Yup, IRC and Mastadon and a whole lot of other services exist but they are not
easy to use for non-technical people. Web based chat is much easier to use.

------
jdowner
Good idea!

Sorry, couldn't resist :)

Something similar to
[https://www.kialo.com/tour/](https://www.kialo.com/tour/) for instance?

------
rayalez
Could you just write and submit a short blog post? If people are interested
they'll discuss and contribute.

------
rocky1138
I started KW Hackers for this reason and also as a springboard for
Kitchener/Waterloo Canada hackers to share neat new stuff that they've built.
You are more then welcome to join. It's a GNU Social instance, so it's part of
the fediverse.

[https://kwat.chat](https://kwat.chat)

------
matte_black
IMO this is hacker _news_ , not hackerchat. If you want a place where people
can discuss something that is not anchored around some kind of news, then you
need to find another platform. I don’t even like AskHN for this reason.

------
ju-st
i think a HN Discord server would be cool for stuff like this

------
zer0th
I've been thinking about something like this years ago. Basically I wanted to
implement de Bono's "Six Thinking Hats" as a website that would assist an
individual to work through a problem with the help of a community. So a user
would not state his problem to wait for complete solutions suggested by
others.

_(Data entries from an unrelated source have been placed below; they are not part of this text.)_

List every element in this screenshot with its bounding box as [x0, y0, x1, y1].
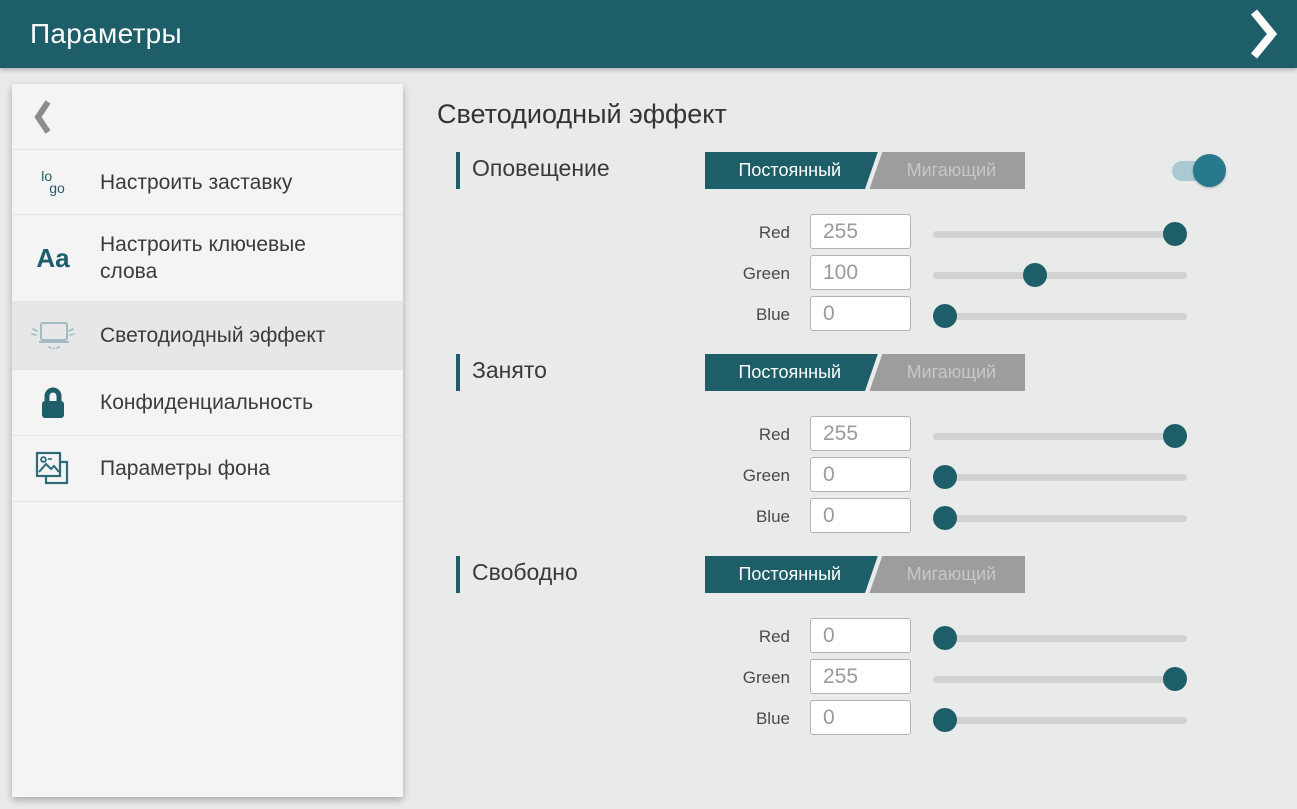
- mode-option-blinking[interactable]: Мигающий: [878, 354, 1025, 391]
- sidebar-back-button[interactable]: [12, 84, 403, 150]
- mode-option-blinking[interactable]: Мигающий: [878, 556, 1025, 593]
- slider-thumb[interactable]: [1023, 263, 1047, 287]
- section-label: Занято: [472, 357, 547, 384]
- channel-slider[interactable]: [933, 296, 1187, 332]
- channel-value-input[interactable]: [810, 618, 911, 653]
- mode-option-blinking[interactable]: Мигающий: [878, 152, 1025, 189]
- channel-value-input[interactable]: [810, 255, 911, 290]
- channel-label: Green: [670, 668, 790, 688]
- sidebar-item-label: Настроить ключевые слова: [100, 231, 350, 285]
- slider-thumb[interactable]: [933, 626, 957, 650]
- channel-slider[interactable]: [933, 498, 1187, 534]
- mode-toggle-free: Постоянный Мигающий: [705, 556, 1025, 593]
- channel-row: Blue: [437, 498, 1227, 534]
- channel-slider[interactable]: [933, 618, 1187, 654]
- slider-track: [933, 231, 1187, 238]
- alert-enabled-switch[interactable]: [1172, 152, 1228, 189]
- section-label: Свободно: [472, 559, 578, 586]
- lock-icon: [24, 385, 82, 421]
- channel-label: Blue: [670, 709, 790, 729]
- slider-track: [933, 717, 1187, 724]
- logo-icon: lo go: [24, 170, 82, 194]
- channel-label: Red: [670, 223, 790, 243]
- channel-label: Green: [670, 466, 790, 486]
- monitor-icon: [24, 319, 82, 353]
- sidebar-item-label: Параметры фона: [100, 455, 270, 482]
- app-header: Параметры: [0, 0, 1297, 68]
- mode-option-constant[interactable]: Постоянный: [705, 152, 875, 189]
- channel-row: Red: [437, 618, 1227, 654]
- channel-value-input[interactable]: [810, 457, 911, 492]
- channel-row: Green: [437, 255, 1227, 291]
- page-title: Параметры: [30, 18, 182, 50]
- mode-toggle-busy: Постоянный Мигающий: [705, 354, 1025, 391]
- slider-track: [933, 433, 1187, 440]
- section-accent-bar: [456, 556, 460, 593]
- mode-toggle-alert: Постоянный Мигающий: [705, 152, 1025, 189]
- content-title: Светодиодный эффект: [437, 99, 727, 130]
- slider-track: [933, 474, 1187, 481]
- section-label: Оповещение: [472, 155, 610, 182]
- slider-thumb[interactable]: [1163, 667, 1187, 691]
- slider-thumb[interactable]: [1163, 222, 1187, 246]
- sidebar-item-keywords[interactable]: Aa Настроить ключевые слова: [12, 215, 403, 302]
- slider-track: [933, 515, 1187, 522]
- sidebar-item-led-effect[interactable]: Светодиодный эффект: [12, 302, 403, 370]
- slider-thumb[interactable]: [933, 304, 957, 328]
- slider-track: [933, 272, 1187, 279]
- sidebar-item-background[interactable]: Параметры фона: [12, 436, 403, 502]
- channel-value-input[interactable]: [810, 700, 911, 735]
- section-accent-bar: [456, 354, 460, 391]
- slider-track: [933, 313, 1187, 320]
- channel-label: Red: [670, 425, 790, 445]
- channel-row: Blue: [437, 296, 1227, 332]
- channel-row: Green: [437, 457, 1227, 493]
- channel-label: Blue: [670, 305, 790, 325]
- channel-row: Blue: [437, 700, 1227, 736]
- sidebar-item-label: Светодиодный эффект: [100, 322, 325, 349]
- sidebar-item-splash[interactable]: lo go Настроить заставку: [12, 150, 403, 215]
- mode-option-constant[interactable]: Постоянный: [705, 556, 875, 593]
- channel-value-input[interactable]: [810, 296, 911, 331]
- slider-thumb[interactable]: [933, 506, 957, 530]
- channel-label: Red: [670, 627, 790, 647]
- channel-value-input[interactable]: [810, 416, 911, 451]
- channel-label: Green: [670, 264, 790, 284]
- channel-slider[interactable]: [933, 457, 1187, 493]
- channel-value-input[interactable]: [810, 498, 911, 533]
- channel-row: Red: [437, 214, 1227, 250]
- channel-slider[interactable]: [933, 255, 1187, 291]
- section-free: Свободно Постоянный Мигающий Red Green: [437, 556, 1227, 742]
- slider-thumb[interactable]: [933, 708, 957, 732]
- channel-slider[interactable]: [933, 700, 1187, 736]
- section-alert: Оповещение Постоянный Мигающий Red Green: [437, 152, 1227, 338]
- channel-row: Red: [437, 416, 1227, 452]
- back-chevron-icon: [34, 99, 51, 135]
- slider-track: [933, 676, 1187, 683]
- slider-thumb[interactable]: [1163, 424, 1187, 448]
- channel-slider[interactable]: [933, 214, 1187, 250]
- section-busy: Занято Постоянный Мигающий Red Green: [437, 354, 1227, 540]
- channel-label: Blue: [670, 507, 790, 527]
- forward-chevron-button[interactable]: [1243, 8, 1283, 60]
- mode-option-constant[interactable]: Постоянный: [705, 354, 875, 391]
- aa-icon: Aa: [24, 243, 82, 274]
- sidebar-item-label: Настроить заставку: [100, 169, 292, 196]
- section-accent-bar: [456, 152, 460, 189]
- sidebar-item-privacy[interactable]: Конфиденциальность: [12, 370, 403, 436]
- slider-track: [933, 635, 1187, 642]
- sidebar-item-label: Конфиденциальность: [100, 389, 313, 416]
- channel-row: Green: [437, 659, 1227, 695]
- channel-slider[interactable]: [933, 416, 1187, 452]
- channel-slider[interactable]: [933, 659, 1187, 695]
- channel-value-input[interactable]: [810, 214, 911, 249]
- sidebar: lo go Настроить заставку Aa Настроить кл…: [12, 84, 403, 797]
- images-icon: [24, 450, 82, 488]
- settings-window: Параметры lo go Настроить заставку Aa: [0, 0, 1297, 809]
- switch-knob: [1193, 154, 1226, 187]
- forward-chevron-icon: [1248, 8, 1278, 60]
- slider-thumb[interactable]: [933, 465, 957, 489]
- channel-value-input[interactable]: [810, 659, 911, 694]
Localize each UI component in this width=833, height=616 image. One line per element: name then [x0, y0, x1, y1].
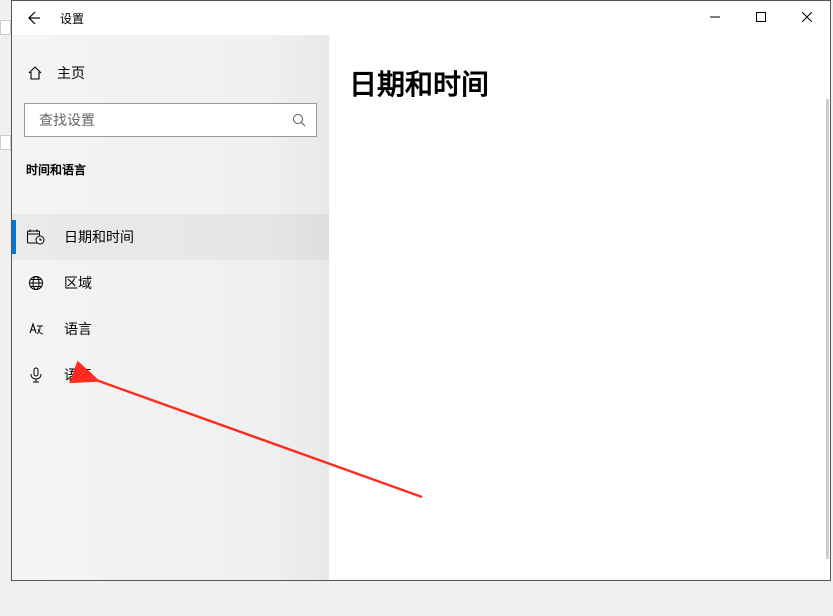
- back-arrow-icon: [25, 10, 41, 26]
- home-icon: [27, 65, 43, 81]
- close-button[interactable]: [784, 1, 830, 33]
- titlebar: 设置: [12, 1, 830, 35]
- nav-item-language[interactable]: 语言: [12, 306, 329, 352]
- globe-icon: [28, 275, 44, 291]
- microphone-icon: [28, 367, 44, 383]
- nav-item-datetime[interactable]: 日期和时间: [12, 214, 329, 260]
- settings-window: 设置 主页 时间和语言: [11, 0, 831, 581]
- language-icon: [28, 321, 44, 337]
- nav-label: 语言: [64, 319, 92, 339]
- content-area: 日期和时间: [329, 35, 830, 580]
- calendar-clock-icon: [27, 229, 45, 245]
- search-icon: [292, 113, 306, 127]
- sidebar: 主页 时间和语言 日期和时间 区域 语言: [12, 35, 329, 580]
- close-icon: [802, 12, 812, 22]
- maximize-icon: [756, 12, 766, 22]
- page-title: 日期和时间: [349, 63, 810, 103]
- window-title: 设置: [60, 10, 84, 27]
- window-controls: [692, 1, 830, 33]
- search-input[interactable]: [39, 112, 292, 128]
- minimize-icon: [710, 12, 720, 22]
- scrollbar[interactable]: [826, 99, 829, 559]
- nav-item-region[interactable]: 区域: [12, 260, 329, 306]
- nav-label: 语音: [64, 365, 92, 385]
- nav-label: 日期和时间: [64, 227, 134, 247]
- back-button[interactable]: [12, 1, 54, 35]
- home-label: 主页: [57, 63, 85, 83]
- minimize-button[interactable]: [692, 1, 738, 33]
- nav-label: 区域: [64, 273, 92, 293]
- search-box[interactable]: [24, 103, 317, 137]
- maximize-button[interactable]: [738, 1, 784, 33]
- nav-item-speech[interactable]: 语音: [12, 352, 329, 398]
- category-header: 时间和语言: [12, 161, 329, 178]
- home-button[interactable]: 主页: [12, 53, 329, 93]
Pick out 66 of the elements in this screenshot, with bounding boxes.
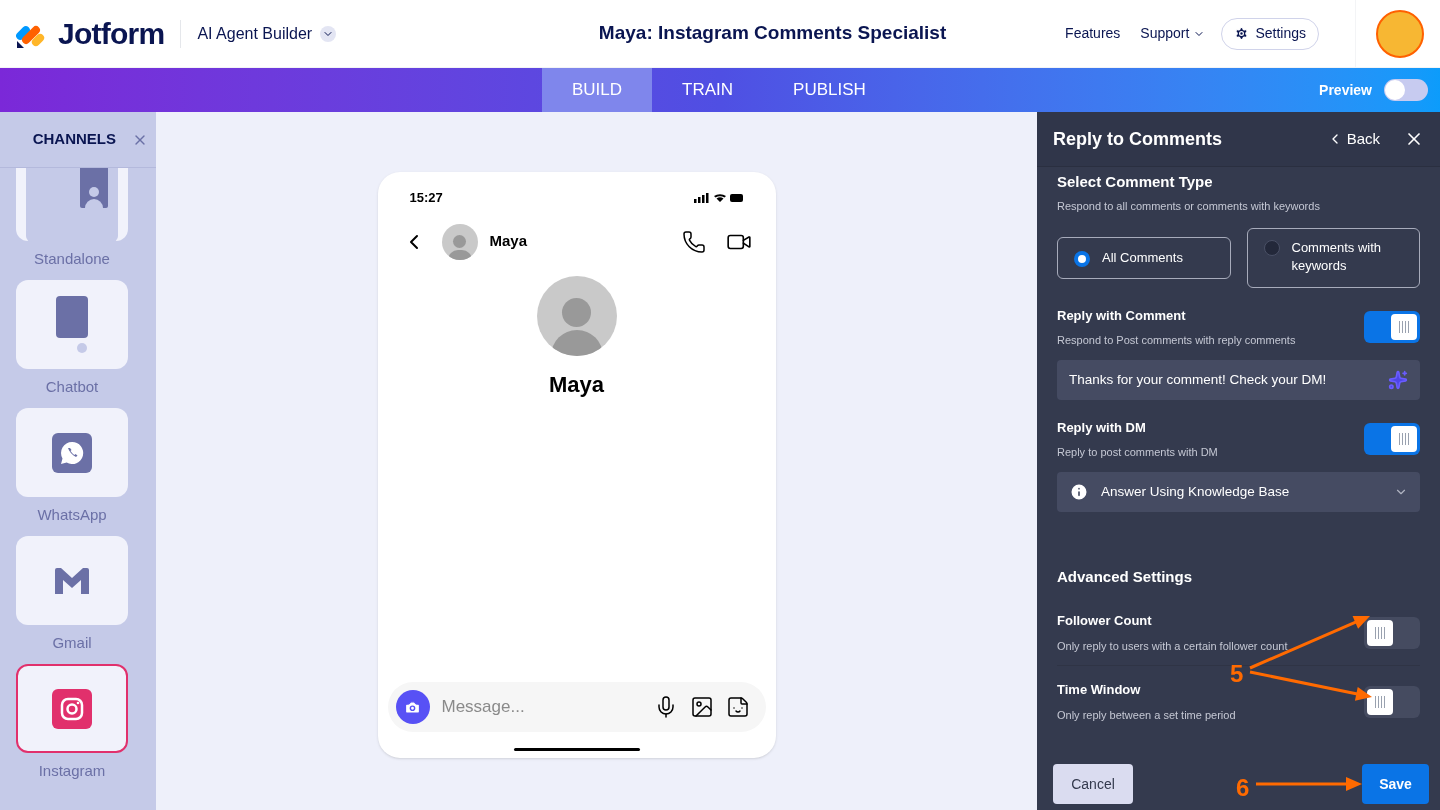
toggle-switch[interactable] <box>1364 311 1420 343</box>
support-menu[interactable]: Support <box>1140 23 1206 44</box>
section-title: Select Comment Type <box>1057 172 1214 192</box>
step-number: 6 <box>1236 773 1250 803</box>
gear-icon <box>1234 26 1250 41</box>
save-button[interactable]: Save <box>1362 764 1429 804</box>
chevron-down-icon[interactable] <box>320 25 337 42</box>
toggle-switch[interactable] <box>1364 423 1420 455</box>
brand-name: Jotform <box>58 16 165 52</box>
channel-card[interactable] <box>16 536 128 625</box>
channel-card[interactable] <box>16 280 128 369</box>
profile-name: Maya <box>548 370 604 399</box>
answer-dropdown[interactable]: Answer Using Knowledge Base <box>1057 472 1420 512</box>
reply-text-field[interactable]: Thanks for your comment! Check your DM! <box>1057 360 1420 400</box>
setting-title: Follower Count <box>1057 611 1153 630</box>
radio-option[interactable]: Comments with keywords <box>1246 228 1420 288</box>
back-button[interactable]: Back <box>1326 127 1380 151</box>
setting-title: Reply with DM <box>1057 419 1147 437</box>
cancel-button[interactable]: Cancel <box>1053 764 1133 804</box>
camera-icon <box>404 698 421 716</box>
step-number: 5 <box>1230 659 1244 689</box>
status-icons <box>693 192 744 203</box>
camera-button[interactable] <box>395 690 430 724</box>
channel-label: Standalone <box>34 251 110 266</box>
camera-logo-icon <box>52 688 92 729</box>
toggle-switch[interactable] <box>1364 685 1420 718</box>
channel-card[interactable] <box>16 408 128 497</box>
preview-toggle[interactable] <box>1384 79 1428 101</box>
chat-bubble-phone-icon <box>52 432 92 473</box>
image-icon[interactable] <box>689 695 714 719</box>
avatar[interactable] <box>1376 9 1424 58</box>
toggle-switch[interactable] <box>1364 616 1420 649</box>
standalone-page-icon <box>26 168 118 242</box>
channel-label: Chatbot <box>45 379 99 394</box>
m-logo-icon <box>55 567 89 594</box>
channels-title: CHANNELS <box>32 129 116 150</box>
message-field[interactable]: Message... <box>441 694 654 720</box>
tab[interactable]: TRAIN <box>652 68 764 112</box>
radio-option[interactable]: All Comments <box>1057 237 1231 279</box>
contact-avatar <box>441 223 478 260</box>
setting-description: Only reply to users with a certain follower count <box>1057 639 1288 654</box>
section-description: Respond to all comments or comments with keywords <box>1057 198 1321 214</box>
product-name: AI Agent Builder <box>197 23 313 44</box>
setting-description: Reply to post comments with DM <box>1057 444 1219 460</box>
phone-icon[interactable] <box>681 229 706 254</box>
contact-name: Maya <box>489 231 528 252</box>
sticker-icon[interactable] <box>725 695 750 719</box>
panel-title: Reply to Comments <box>1053 127 1223 151</box>
setting-title: Reply with Comment <box>1057 307 1187 325</box>
nav-link[interactable]: Features <box>1065 23 1121 44</box>
tab[interactable]: PUBLISH <box>763 68 896 112</box>
preview-label: Preview <box>1319 80 1372 100</box>
status-time: 15:27 <box>409 189 443 207</box>
channel-label: Gmail <box>52 635 92 650</box>
setting-description: Respond to Post comments with reply comments <box>1057 332 1297 348</box>
setting-description: Only reply between a set time period <box>1057 708 1236 723</box>
agent-title: Maya: Instagram Comments Specialist <box>598 21 947 46</box>
channel-card[interactable] <box>16 664 128 753</box>
channel-label: Instagram <box>38 763 106 778</box>
chatbot-icon <box>55 295 89 354</box>
channel-label: WhatsApp <box>37 507 107 522</box>
section-title: Advanced Settings <box>1057 567 1194 587</box>
message-bar[interactable]: Message... <box>387 682 766 732</box>
info-icon <box>1069 482 1089 502</box>
setting-title: Time Window <box>1057 680 1142 699</box>
channel-card[interactable] <box>16 168 128 241</box>
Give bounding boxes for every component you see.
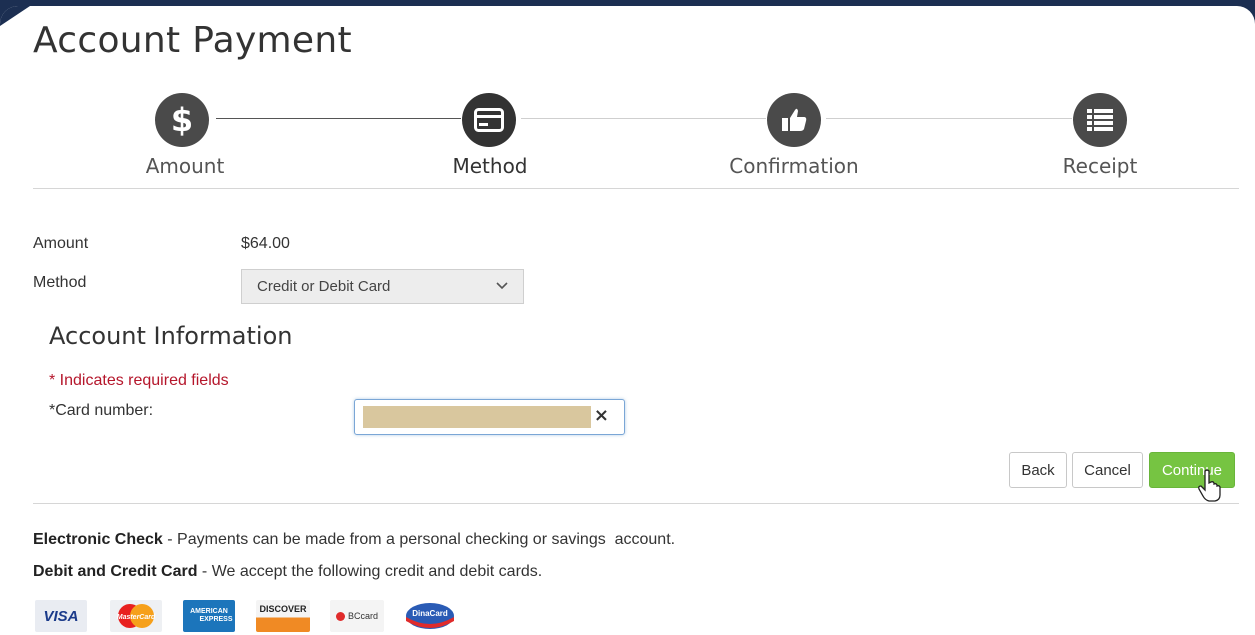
discover-logo-text: DISCOVER bbox=[259, 604, 307, 614]
mastercard-circles: MasterCard bbox=[117, 604, 156, 628]
amex-logo: AMERICAN EXPRESS bbox=[183, 600, 235, 632]
mastercard-logo: MasterCard bbox=[110, 600, 162, 632]
divider-bottom bbox=[33, 503, 1239, 504]
list-icon bbox=[1087, 109, 1113, 131]
cancel-button[interactable]: Cancel bbox=[1072, 452, 1143, 488]
dollar-icon: $ bbox=[171, 102, 193, 138]
back-button[interactable]: Back bbox=[1009, 452, 1067, 488]
discover-logo: DISCOVER bbox=[256, 600, 310, 632]
bccard-logo: BCcard bbox=[330, 600, 384, 632]
card-number-redacted bbox=[363, 406, 591, 428]
step-label-receipt: Receipt bbox=[1062, 154, 1138, 178]
step-amount[interactable]: $ bbox=[155, 93, 209, 147]
card-number-label: *Card number: bbox=[49, 402, 154, 419]
visa-logo-text: VISA bbox=[43, 607, 79, 625]
mastercard-logo-text: MasterCard bbox=[117, 614, 156, 621]
electronic-check-title: Electronic Check bbox=[33, 531, 163, 548]
step-connector-2 bbox=[521, 118, 766, 119]
amount-value: $64.00 bbox=[241, 235, 290, 252]
electronic-check-text: - Payments can be made from a personal c… bbox=[162, 531, 676, 548]
card-info-title: Debit and Credit Card bbox=[33, 563, 198, 580]
dinacard-logo-text: DinaCard bbox=[412, 609, 448, 618]
method-select-value: Credit or Debit Card bbox=[257, 278, 391, 295]
step-connector-1 bbox=[216, 118, 461, 119]
dinacard-logo: DinaCard bbox=[403, 600, 457, 632]
chevron-down-icon bbox=[496, 282, 508, 290]
method-select[interactable]: Credit or Debit Card bbox=[241, 269, 524, 304]
step-receipt[interactable] bbox=[1073, 93, 1127, 147]
page-frame: Account Payment $ Amount Method Confirma… bbox=[0, 6, 1255, 635]
hand-cursor-icon bbox=[1198, 469, 1221, 502]
bccard-logo-text: BCcard bbox=[347, 611, 378, 621]
step-confirmation[interactable] bbox=[767, 93, 821, 147]
electronic-check-info: Electronic Check - Payments can be made … bbox=[33, 531, 675, 549]
card-info-text: - We accept the following credit and deb… bbox=[197, 563, 543, 580]
credit-card-icon bbox=[474, 108, 504, 132]
account-information-heading: Account Information bbox=[49, 322, 293, 350]
card-number-input[interactable]: × bbox=[354, 399, 625, 435]
thumbs-up-icon bbox=[782, 108, 807, 131]
step-label-method: Method bbox=[452, 154, 528, 178]
page-title: Account Payment bbox=[33, 20, 352, 61]
amount-label: Amount bbox=[33, 235, 89, 252]
svg-text:$: $ bbox=[171, 102, 193, 138]
dinacard-shape: DinaCard bbox=[406, 603, 454, 629]
divider-top bbox=[33, 188, 1239, 189]
amex-logo-text-2: EXPRESS bbox=[199, 616, 233, 623]
clear-icon[interactable]: × bbox=[594, 405, 609, 426]
visa-logo: VISA bbox=[35, 600, 87, 632]
amex-logo-text-1: AMERICAN bbox=[190, 608, 228, 615]
bccard-logo-dot bbox=[335, 611, 345, 621]
required-fields-note: * Indicates required fields bbox=[49, 372, 229, 389]
step-method[interactable] bbox=[462, 93, 516, 147]
step-connector-3 bbox=[826, 118, 1072, 119]
method-label: Method bbox=[33, 274, 87, 291]
card-info: Debit and Credit Card - We accept the fo… bbox=[33, 563, 542, 581]
step-label-confirmation: Confirmation bbox=[729, 154, 859, 178]
window-corner bbox=[0, 6, 30, 26]
step-label-amount: Amount bbox=[145, 154, 225, 178]
continue-button[interactable]: Continue bbox=[1149, 452, 1235, 488]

Instead, s/he'd, for example, try to explain what s/he wants to
achieve and ask for strategies. The community would then suggest some options
("yellow hat thinking"). Next, the community could weed out bad options
("black hat thinking"). If there were any ideas left one could ask how
everyone feels emotionally about the remaining options ("red hat thinking")
and then pick the most popular one. In a next step, they could brainstorm
creative ideas to mitigate possible problems with the chosen option ("green
hat thinking"). Afterwards the OP could summarize the outcome and state what
s/he is going to do. If after a while some more thinking turns out to be
required one could continue the process again. For instance, you could discuss
how to deal with unforeseen challenges or - if the chosen option turns out to
be futile - investigate one of the other suggestions in more detail And so on
and so forth ...

However, I worried that most people would not have the time/patience to really
get involved with a problem. Furthermore, the process might be to cumbersome
and rational for real world problems.